By David Burke | Wednesday, June 11, 2008 | () comments
(Jeff Cook/QUAD-CITY TIMES) The guard is an example of artist Marc Sijan's "Ultra-Realistic Sculpture," one of several full-body works on display through July 6 at the Muscatine Art Center gallery. Buy this Photo
MUSCATINE, Iowa — It’s very tempting to nod hello to the security guard outside the Muscatine Art Center gallery as he sits on a chair by the doorway, clad in his uniform and hat.
Until you look a little closer and see that his ID badge says ART. It’s not his name; it’s what he is.
The guard is an example of artist Marc Sijan’s “Ultra-Realistic Sculpture,” one of several full-body works and numerous facial portraits on display through July 6.
Sijan, a Milwaukee-based artist, has created the sculptures since he was a graduate student at the University of Wisconsin-Milwaukee.
“It was always sculpture, and it was always figurative in some way,” he said. “It sort of evolved, became stronger, probably in mid-’80s.”
Those little imperfections of the human body — wrinkles, freckles, age spots, visibly blue veins and the like — are what Sijan calls “little nuances that make it more realistic, almost to a spiritual level or an internalized level.”
He begins by taking a cast of his model’s body.

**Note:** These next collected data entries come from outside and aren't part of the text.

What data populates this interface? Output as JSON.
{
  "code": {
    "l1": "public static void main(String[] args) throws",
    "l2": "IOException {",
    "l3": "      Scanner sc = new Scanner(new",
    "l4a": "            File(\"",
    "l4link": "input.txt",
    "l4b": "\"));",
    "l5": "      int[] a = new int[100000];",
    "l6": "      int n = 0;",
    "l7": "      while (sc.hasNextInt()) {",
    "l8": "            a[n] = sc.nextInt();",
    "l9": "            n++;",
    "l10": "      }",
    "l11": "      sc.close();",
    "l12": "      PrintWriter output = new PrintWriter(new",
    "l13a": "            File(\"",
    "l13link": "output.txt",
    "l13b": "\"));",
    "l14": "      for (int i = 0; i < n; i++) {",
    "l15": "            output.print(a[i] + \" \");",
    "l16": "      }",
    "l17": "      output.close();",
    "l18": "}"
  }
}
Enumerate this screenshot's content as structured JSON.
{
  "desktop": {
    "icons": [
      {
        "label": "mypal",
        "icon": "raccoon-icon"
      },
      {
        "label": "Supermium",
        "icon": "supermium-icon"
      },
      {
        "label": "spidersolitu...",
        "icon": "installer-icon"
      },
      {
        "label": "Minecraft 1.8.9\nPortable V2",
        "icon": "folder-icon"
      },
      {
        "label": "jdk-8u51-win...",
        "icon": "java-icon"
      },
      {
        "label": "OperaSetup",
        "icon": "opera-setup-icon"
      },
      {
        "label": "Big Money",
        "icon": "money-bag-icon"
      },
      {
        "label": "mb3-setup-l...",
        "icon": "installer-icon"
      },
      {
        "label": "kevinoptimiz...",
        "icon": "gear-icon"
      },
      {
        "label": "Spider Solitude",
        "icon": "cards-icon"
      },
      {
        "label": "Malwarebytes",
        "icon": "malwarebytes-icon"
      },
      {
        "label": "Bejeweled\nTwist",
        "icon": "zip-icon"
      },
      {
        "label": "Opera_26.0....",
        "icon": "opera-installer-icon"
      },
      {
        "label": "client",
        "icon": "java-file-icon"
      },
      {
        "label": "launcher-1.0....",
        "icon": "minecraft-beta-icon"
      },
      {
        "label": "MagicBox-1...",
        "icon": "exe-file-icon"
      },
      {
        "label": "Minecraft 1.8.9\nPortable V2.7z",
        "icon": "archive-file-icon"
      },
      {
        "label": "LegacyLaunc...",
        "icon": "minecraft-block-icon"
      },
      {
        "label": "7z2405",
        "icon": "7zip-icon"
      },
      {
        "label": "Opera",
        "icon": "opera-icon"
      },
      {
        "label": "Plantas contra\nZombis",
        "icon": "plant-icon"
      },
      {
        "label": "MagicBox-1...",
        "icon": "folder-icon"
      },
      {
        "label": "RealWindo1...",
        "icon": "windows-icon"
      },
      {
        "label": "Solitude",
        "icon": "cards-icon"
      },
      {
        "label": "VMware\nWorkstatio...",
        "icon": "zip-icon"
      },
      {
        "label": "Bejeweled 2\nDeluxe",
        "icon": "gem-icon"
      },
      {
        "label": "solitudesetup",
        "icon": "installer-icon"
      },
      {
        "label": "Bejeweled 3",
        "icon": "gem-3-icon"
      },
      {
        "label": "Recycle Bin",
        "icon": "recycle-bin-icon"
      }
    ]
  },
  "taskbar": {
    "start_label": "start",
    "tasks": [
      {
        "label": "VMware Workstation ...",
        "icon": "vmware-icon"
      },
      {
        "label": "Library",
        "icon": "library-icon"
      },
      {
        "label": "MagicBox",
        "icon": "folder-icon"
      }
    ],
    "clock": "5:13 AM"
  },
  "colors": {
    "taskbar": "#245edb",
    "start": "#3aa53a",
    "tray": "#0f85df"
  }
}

“I could leave it go at that, but it doesn’t tell the true development of a piece,” he said.
Instead, Sijan makes it “true to life, right down to the fingerprints.”
He can make his subject appear older or younger with blemishes added or subtracted and a change in posturing.
Once begun, the pieces take six to eight months to complete.
His work is half-sculpture, half-painting, the 61-year-old said.
“Both of them are equally important,” he said. “The eye of the viewer very often mixes and meshes the two together with the texture and the coloring to make it one and make it believable.”
Included in that are 15 coats of paint to create the human appearance.
“All this is done with color and a brush. It’s built up so that if you were looking at a sculpture of mine, you’d see a blue vein sandwiched in the coats,” he said.
The subjects of his works are all people he knows, albeit in different situations. His bowlegged mechanic was turned into a cowboy, for example.
One of his proudest works early in his career was that of his father-business manager, who was reluctant about the whole process. After seeing the finished work in the studio daily, he finally declared, “You know what, Marc, I get better lookin’ every day.”
Another subject was a Sijan “groupie” who frequently hung around the studio. The artist asked the subject to strip down to his shorts and Sijan re-created him, right down to the ripples of fat.
When the work was completed, the man was silent for about three minutes while looking at a virtual reflection of himself, Sijan said. A week later, he went to a doctor and eventually had gastric bypass surgery, losing more than 80 pounds.
“At the gallery opening, he would bring people around to show them and say, ‘That used to be me,’ ” Sijan said.